Infineon Technologies AG, Europe's second-biggest maker of semiconductors, won an order from credit card firm MasterCard Inc to deliver chips which allow contact-less payments.
MasterCard is currently introducing credit cards with these chips in 13 countries, including the US, Australia and Taiwan, Infineon said in a statement yesterday. Infineon also delivers such chips, which allow payments that don't require the card to be swiped magnetically, to MasterCard rival Visa International Inc. No financial details of the deal were given.
The order is a boost for Infineon's chief executive officer Wolfgang Ziebart, who planned to focus on tailor-made semiconductors for cellular phones, credit cards and cars after he split off the memory-chip division last year.
The market for contact less payments is expected to grow 63 percent on average every year in the next five years, Infineon said in the statement, citing a study of US market researcher Frost & Sullivan.
Infineon competitors in the market for credit card chips include South Korea's Samsung Electronics Co and Japan's Renesas Technology Corp. Infineon said it had a 2005 market share of 31 percent in the market for contact-less payments chips, which are also used in electronic passports and public transport tickets.
Infineon, based in Neubiberg near Munich, currently has orders for about 17 million credit card chips from MasterCard and Visa, the company said in the statement.
Shares of the company rose as much as 0.24 euros, or 2 percent, to 12.40 euros in Frankfurt yesterday and were trading at 12.35 euros as of 10:32am. The shares jumped 11 percent, the biggest gain in four years, on Wednesday after Infineon won an order to supply mobile phone chips to Nokia Oyj.

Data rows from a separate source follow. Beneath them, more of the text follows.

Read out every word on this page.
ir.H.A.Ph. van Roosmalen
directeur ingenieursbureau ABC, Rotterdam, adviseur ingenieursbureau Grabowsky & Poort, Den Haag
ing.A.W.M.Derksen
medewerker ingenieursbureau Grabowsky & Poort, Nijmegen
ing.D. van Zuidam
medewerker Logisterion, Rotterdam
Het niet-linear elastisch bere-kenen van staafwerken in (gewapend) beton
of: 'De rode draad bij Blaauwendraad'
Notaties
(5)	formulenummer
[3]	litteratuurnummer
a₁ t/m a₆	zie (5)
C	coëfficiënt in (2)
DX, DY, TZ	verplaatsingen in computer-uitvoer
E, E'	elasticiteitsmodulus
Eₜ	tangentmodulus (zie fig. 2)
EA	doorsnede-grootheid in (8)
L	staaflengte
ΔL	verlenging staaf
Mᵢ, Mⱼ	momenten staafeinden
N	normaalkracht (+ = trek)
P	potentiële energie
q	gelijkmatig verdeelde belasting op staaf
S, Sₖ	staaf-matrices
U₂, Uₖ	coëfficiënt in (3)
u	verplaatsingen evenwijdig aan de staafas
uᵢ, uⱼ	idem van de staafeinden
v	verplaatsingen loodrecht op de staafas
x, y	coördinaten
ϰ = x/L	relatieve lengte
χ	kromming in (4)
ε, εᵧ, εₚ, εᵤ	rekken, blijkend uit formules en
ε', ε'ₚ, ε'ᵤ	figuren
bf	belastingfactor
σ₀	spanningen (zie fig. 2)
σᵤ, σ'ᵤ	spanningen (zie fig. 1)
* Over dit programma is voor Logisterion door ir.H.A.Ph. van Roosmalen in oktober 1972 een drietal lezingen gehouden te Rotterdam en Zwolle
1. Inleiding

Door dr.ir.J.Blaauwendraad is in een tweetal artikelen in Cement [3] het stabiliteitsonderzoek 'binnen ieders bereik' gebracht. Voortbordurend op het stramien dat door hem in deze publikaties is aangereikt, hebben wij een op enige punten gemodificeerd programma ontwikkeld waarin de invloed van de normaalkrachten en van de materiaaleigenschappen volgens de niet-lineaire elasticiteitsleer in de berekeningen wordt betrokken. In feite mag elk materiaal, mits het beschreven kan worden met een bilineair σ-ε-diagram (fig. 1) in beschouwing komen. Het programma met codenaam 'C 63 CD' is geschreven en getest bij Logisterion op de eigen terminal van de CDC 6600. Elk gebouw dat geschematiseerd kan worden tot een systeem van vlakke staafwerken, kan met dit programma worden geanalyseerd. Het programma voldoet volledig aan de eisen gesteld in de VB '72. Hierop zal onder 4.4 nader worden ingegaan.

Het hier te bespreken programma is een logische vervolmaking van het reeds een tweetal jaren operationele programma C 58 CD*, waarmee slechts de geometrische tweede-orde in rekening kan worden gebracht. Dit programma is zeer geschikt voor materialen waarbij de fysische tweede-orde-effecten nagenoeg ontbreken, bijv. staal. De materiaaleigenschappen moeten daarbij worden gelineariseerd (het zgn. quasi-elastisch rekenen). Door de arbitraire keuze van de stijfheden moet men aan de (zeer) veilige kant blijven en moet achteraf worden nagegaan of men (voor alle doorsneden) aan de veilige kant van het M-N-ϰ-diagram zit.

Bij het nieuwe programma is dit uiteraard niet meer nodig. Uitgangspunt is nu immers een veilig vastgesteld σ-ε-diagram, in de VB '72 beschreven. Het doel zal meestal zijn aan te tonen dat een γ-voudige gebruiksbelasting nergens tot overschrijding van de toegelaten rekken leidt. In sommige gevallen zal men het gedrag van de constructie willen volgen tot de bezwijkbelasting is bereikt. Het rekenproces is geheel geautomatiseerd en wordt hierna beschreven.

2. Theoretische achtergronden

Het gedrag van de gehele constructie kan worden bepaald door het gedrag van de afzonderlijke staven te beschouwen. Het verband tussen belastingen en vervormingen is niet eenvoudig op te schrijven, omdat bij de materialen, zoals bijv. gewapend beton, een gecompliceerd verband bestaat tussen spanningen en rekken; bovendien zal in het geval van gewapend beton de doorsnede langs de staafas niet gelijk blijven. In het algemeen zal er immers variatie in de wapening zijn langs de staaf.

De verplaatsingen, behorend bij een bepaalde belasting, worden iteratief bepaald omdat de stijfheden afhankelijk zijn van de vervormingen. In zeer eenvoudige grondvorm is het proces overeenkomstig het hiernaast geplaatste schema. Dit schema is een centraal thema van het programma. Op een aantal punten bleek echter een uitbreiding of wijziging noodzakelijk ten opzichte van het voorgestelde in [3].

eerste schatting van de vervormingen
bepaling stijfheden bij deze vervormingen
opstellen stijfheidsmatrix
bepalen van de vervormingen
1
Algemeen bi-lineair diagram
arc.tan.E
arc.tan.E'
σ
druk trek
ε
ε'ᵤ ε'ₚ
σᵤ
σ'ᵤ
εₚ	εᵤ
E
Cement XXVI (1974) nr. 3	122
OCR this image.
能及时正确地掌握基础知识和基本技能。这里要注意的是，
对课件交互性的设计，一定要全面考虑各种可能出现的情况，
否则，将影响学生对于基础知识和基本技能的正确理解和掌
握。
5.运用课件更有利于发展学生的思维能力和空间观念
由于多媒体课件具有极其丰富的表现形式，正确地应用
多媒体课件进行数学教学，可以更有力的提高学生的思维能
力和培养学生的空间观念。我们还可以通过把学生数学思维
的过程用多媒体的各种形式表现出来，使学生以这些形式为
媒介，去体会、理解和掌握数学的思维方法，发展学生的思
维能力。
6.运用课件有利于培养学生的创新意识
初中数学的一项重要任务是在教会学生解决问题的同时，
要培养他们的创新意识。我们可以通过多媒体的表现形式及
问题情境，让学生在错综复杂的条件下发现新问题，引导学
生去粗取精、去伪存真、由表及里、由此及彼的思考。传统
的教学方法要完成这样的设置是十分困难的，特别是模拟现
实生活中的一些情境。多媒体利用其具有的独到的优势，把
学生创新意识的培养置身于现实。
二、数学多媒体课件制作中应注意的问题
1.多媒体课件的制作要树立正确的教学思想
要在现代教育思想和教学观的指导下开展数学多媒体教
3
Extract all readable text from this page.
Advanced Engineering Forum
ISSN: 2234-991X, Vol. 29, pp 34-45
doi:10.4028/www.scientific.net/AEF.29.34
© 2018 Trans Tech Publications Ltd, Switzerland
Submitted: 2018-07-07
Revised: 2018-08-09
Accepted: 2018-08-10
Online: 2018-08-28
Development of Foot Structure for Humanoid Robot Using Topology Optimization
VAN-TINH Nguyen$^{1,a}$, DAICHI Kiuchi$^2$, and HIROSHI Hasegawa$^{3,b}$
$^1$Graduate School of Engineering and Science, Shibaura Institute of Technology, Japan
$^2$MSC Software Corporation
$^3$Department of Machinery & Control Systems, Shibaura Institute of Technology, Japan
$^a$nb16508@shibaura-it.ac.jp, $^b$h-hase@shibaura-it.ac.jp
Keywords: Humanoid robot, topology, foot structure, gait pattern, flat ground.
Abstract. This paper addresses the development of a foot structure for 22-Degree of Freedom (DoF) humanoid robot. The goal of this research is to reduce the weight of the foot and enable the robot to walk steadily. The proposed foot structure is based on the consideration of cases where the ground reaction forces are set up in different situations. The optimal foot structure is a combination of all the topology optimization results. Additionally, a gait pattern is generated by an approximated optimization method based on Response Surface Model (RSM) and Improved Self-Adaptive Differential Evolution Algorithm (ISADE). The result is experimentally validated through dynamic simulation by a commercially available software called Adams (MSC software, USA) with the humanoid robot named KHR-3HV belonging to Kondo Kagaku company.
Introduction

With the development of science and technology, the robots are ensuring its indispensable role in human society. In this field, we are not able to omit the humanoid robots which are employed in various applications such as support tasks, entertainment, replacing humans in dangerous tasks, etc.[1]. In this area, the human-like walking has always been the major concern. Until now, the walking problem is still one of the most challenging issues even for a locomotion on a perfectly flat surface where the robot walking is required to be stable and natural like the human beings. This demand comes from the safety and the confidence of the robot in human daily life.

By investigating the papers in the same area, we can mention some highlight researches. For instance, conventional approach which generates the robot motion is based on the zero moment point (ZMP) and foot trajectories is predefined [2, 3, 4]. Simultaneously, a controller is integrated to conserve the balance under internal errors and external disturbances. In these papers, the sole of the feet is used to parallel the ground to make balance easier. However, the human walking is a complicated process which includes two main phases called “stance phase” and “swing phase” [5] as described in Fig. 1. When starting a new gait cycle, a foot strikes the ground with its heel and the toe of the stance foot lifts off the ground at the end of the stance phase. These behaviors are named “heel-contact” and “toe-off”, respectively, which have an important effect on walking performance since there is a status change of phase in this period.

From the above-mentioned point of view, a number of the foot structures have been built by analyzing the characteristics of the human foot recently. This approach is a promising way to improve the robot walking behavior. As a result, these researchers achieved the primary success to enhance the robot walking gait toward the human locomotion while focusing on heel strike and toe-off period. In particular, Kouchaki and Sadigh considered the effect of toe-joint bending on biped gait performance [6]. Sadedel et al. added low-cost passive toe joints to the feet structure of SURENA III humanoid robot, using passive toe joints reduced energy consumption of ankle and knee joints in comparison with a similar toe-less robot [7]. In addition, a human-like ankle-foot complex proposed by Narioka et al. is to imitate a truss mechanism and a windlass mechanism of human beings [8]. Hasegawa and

Nokia, the world's largest maker of handsets, will use Infineon's products in some of its lower-priced "entry-level" phones, the companies said in a statement on Wednesday. No financial details of the deal were given at the time.
The chipmaker is seeking new orders for its cellular-phone division after BenQ Mobile, Infineon's largest client, ran out of cash last year and went into liquidation in last month. The collapse forced Infineon to cut 400 jobs and delay some profit goals.
Nokia has increased sales in China and India, the world's fastest growing mobile-phone markets, spurring orders for chips used in lower-priced cellular phones.
The Nokia deal is a "major inflection point for Infineon's wireless communications business" and "increases the chances" to win other "significant" mobile phone chip contracts in the next 12 months, UBS analysts Jonathan Dutton and Ashish Jain wrote in a note to clients on Wednesday. They raised their rating on Infineon shares to "buy" from "neutral" and increased their target price to 14.30 euros from 12.50 euros.